A volte mette un po’ di tristezza ma credo che ne valga comunque la pena.
Rispetto a decenni passati,, sono sicuramente “invecchiato”, ma ormai non mi attizza più uno sci “esasperato”. Esasperato nei tono, nei contenuti, negli obiettivi. Che sia la velocità pura o la pendenza degli itinerari o il fatto di scendere a rotta di collo tutti carvati come centauri da Moto GP, quel tipo di sci “enfatizzato” ora mi pare una forzatura. Una forzatura della biodinamica e della realtà. Lo sci che mi piace, oggi a 64 anni,. è uno sci leggiadro, leggero, arabescato, controllato. Relax puro senza nessuna ansia prestazionale. La mia è una preferenza squisitamente individuale per cui non la spaccio come valida in assoluto. Inoltre tale mia valutazione non è un eccezione rispetto al mio attuale approccio a tutta l’esistenza, cioè ben oltre lo sci in senso stretto e anzi bel oltre la montagna in tutte le sue discipline. Superfluo, ma temo non inopportuno, sottolineare che in me non c’è nessuna invidia, verso nessuno altro individuo né verso uno specifico modo di andare in montagna. Mi interessa “surfare” sulle cose del vivere, in particolare della montagna, e non mi interessa (forse non mi interessa “più”…) immergermi nelle loro profondità. La montagna sa dare risposte a ogni tipo di esiderata, ma il punto centrale è individuare il preciso obiettivo di ciascuno, obiettivo che tra l’altro cambia nel tempo. Il grande problema della società attuale è l’emulazione e purtroppo spesso i personaggi di rilievo diventano, loro malgrado, dei miti da emulare. Niente di più sbagliato e controproducente.
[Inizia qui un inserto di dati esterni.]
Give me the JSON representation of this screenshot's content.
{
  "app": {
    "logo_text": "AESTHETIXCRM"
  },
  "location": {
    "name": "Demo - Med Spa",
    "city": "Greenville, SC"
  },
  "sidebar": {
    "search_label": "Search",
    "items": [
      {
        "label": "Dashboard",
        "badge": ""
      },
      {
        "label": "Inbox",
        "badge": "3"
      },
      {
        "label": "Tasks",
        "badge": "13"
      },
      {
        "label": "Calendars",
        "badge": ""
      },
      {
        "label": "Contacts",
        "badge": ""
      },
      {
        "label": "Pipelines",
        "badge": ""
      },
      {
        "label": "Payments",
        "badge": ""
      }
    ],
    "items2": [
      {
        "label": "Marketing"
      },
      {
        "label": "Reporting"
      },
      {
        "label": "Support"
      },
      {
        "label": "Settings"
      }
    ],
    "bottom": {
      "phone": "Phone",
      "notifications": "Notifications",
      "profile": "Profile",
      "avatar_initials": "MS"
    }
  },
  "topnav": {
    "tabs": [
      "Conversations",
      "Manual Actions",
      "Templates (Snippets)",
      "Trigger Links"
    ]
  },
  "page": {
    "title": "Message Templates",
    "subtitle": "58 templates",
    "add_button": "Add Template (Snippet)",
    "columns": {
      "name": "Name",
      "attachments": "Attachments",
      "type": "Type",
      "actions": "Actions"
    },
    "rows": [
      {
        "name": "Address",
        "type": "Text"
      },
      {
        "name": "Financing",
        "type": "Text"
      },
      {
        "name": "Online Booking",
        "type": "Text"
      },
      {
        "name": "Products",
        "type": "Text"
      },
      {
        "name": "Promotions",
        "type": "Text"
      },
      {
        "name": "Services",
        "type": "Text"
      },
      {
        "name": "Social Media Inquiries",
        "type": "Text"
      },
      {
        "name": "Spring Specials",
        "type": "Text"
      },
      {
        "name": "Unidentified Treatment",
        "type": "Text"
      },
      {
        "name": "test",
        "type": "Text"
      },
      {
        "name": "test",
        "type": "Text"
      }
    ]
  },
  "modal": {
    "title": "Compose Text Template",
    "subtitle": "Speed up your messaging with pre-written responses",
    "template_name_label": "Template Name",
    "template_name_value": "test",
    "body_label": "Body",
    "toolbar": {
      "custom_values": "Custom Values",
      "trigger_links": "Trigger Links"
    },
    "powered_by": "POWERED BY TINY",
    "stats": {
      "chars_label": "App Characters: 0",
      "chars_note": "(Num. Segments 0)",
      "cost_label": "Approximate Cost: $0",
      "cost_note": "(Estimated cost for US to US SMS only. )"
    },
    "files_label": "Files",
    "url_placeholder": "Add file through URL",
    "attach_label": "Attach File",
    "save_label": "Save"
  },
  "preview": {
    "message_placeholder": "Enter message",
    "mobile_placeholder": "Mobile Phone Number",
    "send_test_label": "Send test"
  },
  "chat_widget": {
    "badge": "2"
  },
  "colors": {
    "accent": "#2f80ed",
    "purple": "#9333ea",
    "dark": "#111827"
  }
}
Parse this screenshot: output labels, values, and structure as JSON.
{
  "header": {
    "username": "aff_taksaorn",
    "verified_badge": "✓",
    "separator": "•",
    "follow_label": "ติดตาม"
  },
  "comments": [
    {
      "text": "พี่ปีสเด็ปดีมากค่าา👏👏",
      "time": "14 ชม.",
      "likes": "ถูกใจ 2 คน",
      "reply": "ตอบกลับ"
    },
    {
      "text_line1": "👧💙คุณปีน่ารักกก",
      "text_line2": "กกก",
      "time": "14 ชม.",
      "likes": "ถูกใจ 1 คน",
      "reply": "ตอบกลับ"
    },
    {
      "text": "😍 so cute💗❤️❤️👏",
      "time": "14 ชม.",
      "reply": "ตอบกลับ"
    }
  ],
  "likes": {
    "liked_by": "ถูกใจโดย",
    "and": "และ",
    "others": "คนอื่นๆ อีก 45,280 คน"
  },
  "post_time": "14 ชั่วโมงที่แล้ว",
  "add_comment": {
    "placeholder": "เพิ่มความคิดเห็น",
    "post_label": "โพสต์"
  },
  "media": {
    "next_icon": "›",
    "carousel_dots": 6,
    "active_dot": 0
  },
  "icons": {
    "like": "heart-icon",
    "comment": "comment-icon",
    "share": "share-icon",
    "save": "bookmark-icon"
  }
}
L’uomo comune, che in genere vive in pianura 6 giorni su 7, rischi di farsi catturare in un vortice che, in montagna (ma non solo) lo porta “oltre” il suo equilibrio . Quella è la principale causa delle tante conseguenze disastrose che si vedono in giro per le montagne (con o senza sci). Quindi è bello e positivo parlare di “personaggi” (sciatori o meno), ma bisogna guardarli con la dovuta distanza e senza farsi coinvolgere emotivamente nelle loro gesta.